Companies with large volumes or proprietary code can use vibe coding internally with great results. The problem they solve is generating standardized code, not generating just any code fast. With models trained on massive volumes of high-quality code they own they can ensure the code they produce maintains the style, the syntax, and the commenting conventions, generating code that’s similar to the code 1,000s of engineers have written already. However, companies like that are unlikely to use unverified open-source code from GitHub to train their AI models.
Great Use Cases for Vibe Coding
Vibe coding is an excellent tool for creating simple apps and websites faster, cheaper, and with more creativity than before.
Many services like Cursor, Bolt, Replit, Lovable, and various AI chatbots like Claude already help anyone develop sites and apps, so long as limited flexibility is not an issue. Quickly and cheaply generating apps and sites with vibe coding is great for creative agencies or entrepreneurs with an innovative vision, so long as no long-term support is needed. Ideas that grow into successful businesses can hire software engineers to create a new codebase that can scale, be secure, and remain maintainable. But that handoff isn't always smooth. Replacing AI-generated code often means starting over because the foundation isn't built for extensibility. What starts as a shortcut can become a constraint once real growth begins.
Companies can also use vibe coding, but they must have the code and prepare it for model training by having extensive documentation and code comments describing how functions, classes, and modules work. Otherwise, the model has no reliable reference point — it starts generating based on patterns. And that's where things fall apart fast: vague outputs, unexpected behaviors, and hours lost trying to reverse-engineer your system.
The Way AI Model Training is Designed Causes it to Use Outdated Code
One of the unspoken issues about AI code generators is the delay in catching up with the latest code updates.
Y Combinator and Medium posts have a number of discussions on version control problems for AI-generated code.

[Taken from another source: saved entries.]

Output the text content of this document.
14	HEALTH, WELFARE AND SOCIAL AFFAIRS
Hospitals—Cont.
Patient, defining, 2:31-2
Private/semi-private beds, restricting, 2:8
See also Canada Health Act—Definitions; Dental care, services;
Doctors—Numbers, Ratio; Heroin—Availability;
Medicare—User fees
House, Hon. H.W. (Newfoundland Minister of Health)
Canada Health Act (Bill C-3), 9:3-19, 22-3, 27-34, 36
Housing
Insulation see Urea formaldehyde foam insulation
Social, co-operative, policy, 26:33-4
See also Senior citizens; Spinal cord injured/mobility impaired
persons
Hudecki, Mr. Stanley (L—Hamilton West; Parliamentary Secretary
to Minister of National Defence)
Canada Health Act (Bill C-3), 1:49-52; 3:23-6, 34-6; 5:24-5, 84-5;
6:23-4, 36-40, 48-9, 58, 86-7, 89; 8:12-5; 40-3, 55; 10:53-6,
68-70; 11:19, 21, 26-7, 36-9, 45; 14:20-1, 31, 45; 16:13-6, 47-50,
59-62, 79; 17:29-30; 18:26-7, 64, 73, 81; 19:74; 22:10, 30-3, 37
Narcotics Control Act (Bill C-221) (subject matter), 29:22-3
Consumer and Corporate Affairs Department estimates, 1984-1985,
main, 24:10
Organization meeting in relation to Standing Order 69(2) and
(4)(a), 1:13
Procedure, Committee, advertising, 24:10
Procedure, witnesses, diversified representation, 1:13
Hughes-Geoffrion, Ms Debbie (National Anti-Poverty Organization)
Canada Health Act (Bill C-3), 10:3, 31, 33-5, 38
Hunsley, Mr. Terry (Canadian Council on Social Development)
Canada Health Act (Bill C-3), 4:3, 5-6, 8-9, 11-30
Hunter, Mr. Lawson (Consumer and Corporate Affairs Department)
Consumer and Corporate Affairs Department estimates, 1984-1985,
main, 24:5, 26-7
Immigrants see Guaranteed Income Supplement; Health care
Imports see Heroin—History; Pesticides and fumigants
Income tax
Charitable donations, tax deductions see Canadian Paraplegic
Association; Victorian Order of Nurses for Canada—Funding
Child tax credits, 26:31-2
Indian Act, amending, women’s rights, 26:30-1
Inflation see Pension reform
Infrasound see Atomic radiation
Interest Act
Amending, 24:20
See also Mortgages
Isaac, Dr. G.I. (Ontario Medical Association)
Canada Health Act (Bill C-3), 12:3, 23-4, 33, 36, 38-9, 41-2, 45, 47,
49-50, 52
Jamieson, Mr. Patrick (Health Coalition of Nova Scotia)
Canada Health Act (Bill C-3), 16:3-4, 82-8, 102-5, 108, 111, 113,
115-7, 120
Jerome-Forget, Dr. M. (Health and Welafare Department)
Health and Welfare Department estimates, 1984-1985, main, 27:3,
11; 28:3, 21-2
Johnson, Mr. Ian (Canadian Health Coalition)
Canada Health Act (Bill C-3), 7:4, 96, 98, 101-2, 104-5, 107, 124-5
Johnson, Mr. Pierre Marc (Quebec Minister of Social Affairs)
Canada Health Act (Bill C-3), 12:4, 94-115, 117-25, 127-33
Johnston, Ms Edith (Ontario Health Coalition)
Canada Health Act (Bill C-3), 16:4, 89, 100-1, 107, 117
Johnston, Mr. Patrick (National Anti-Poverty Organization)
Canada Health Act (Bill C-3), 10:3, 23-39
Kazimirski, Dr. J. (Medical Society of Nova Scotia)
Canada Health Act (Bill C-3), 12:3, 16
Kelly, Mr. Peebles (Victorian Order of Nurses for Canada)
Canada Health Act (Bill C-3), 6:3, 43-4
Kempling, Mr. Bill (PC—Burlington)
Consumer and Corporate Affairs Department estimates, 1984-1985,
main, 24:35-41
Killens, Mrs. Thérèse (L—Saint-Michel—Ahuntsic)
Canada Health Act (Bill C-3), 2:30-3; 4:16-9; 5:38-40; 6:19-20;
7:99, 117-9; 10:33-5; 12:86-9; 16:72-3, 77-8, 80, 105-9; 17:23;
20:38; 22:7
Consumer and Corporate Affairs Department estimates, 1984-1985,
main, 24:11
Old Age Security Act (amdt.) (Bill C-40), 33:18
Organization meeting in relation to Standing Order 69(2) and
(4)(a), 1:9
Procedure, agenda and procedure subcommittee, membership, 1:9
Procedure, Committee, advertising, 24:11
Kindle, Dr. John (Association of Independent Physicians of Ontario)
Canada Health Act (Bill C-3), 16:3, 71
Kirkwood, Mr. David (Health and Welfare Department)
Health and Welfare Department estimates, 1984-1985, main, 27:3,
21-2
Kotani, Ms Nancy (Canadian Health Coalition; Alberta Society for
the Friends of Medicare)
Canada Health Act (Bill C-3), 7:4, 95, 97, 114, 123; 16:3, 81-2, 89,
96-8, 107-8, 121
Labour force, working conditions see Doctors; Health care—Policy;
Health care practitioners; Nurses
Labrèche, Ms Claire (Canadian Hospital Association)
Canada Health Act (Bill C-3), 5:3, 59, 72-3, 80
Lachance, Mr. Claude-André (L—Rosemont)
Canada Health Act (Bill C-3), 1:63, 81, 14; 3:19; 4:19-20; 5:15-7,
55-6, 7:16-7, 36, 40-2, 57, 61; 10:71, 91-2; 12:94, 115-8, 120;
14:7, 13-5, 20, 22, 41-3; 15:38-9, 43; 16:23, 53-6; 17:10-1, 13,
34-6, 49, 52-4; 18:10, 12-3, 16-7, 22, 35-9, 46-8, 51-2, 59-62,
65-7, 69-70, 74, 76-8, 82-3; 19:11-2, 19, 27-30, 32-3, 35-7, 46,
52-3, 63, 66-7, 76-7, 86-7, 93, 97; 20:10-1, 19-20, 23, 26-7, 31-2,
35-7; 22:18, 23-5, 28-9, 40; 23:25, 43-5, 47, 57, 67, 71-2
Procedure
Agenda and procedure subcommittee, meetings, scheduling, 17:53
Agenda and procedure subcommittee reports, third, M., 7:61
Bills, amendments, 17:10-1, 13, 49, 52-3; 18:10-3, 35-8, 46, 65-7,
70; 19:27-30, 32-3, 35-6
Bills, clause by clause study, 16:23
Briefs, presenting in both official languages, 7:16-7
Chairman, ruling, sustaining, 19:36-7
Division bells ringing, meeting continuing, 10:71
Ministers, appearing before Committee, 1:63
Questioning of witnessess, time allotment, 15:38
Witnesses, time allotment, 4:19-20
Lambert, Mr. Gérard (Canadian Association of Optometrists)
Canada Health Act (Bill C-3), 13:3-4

AI models train on existing code, so much of what they learn from is already behind current standards. Since most of the available training data is obsolete, the model assigns more weight to older patterns in its predictions. As a result, it tends to generate code using deprecated syntax or practices.
Vibe Coders’ Blind Spot
Vibe coders don’t realize problems caused by different code versions, but it inevitably becomes a barrier. They’re not engineers, so they cannot tell whether the code they generate is outdated or valid. As a result, they ship things that break silently, and they have no idea where or why they fail.
Every new version of a programming language brings changes, and AI models aren’t version-aware. Google’s Vertex AI offers advice on overcoming this problem, but it’s probably not a gude vibe coders will read.
Most version updates fall into three categories:
- Deprecated functions that stop working
- Patches to existing functions that require new syntax, including security updates
- New implementations that the AI model will ignore
Two Ways to Overcome AI Model Training Shortcomings (and Two Problems with the Solutions)
Vibe coding models often produce old code, and that’s a recipe for security bugs, especially if the latest code version’s critical security patches were missed. Consequently, you get failed supply chain security checks, policy violations, and blocked releases.
In theory, AI models could avoid this by learning from user feedback, choosing one code version over another. Stackoverflow and Quora are full of discussions on this topic.
But there are two issues here. First, vibe coders don’t have the expertise to evaluate which version is correct, yet the model still relies on them to steer it. Second, new language versions lack real-world code examples, so older patterns dominate and skew the model’s predictions.
Until those two problems are solved, vibe coding will stay unreliable, especially when security matters.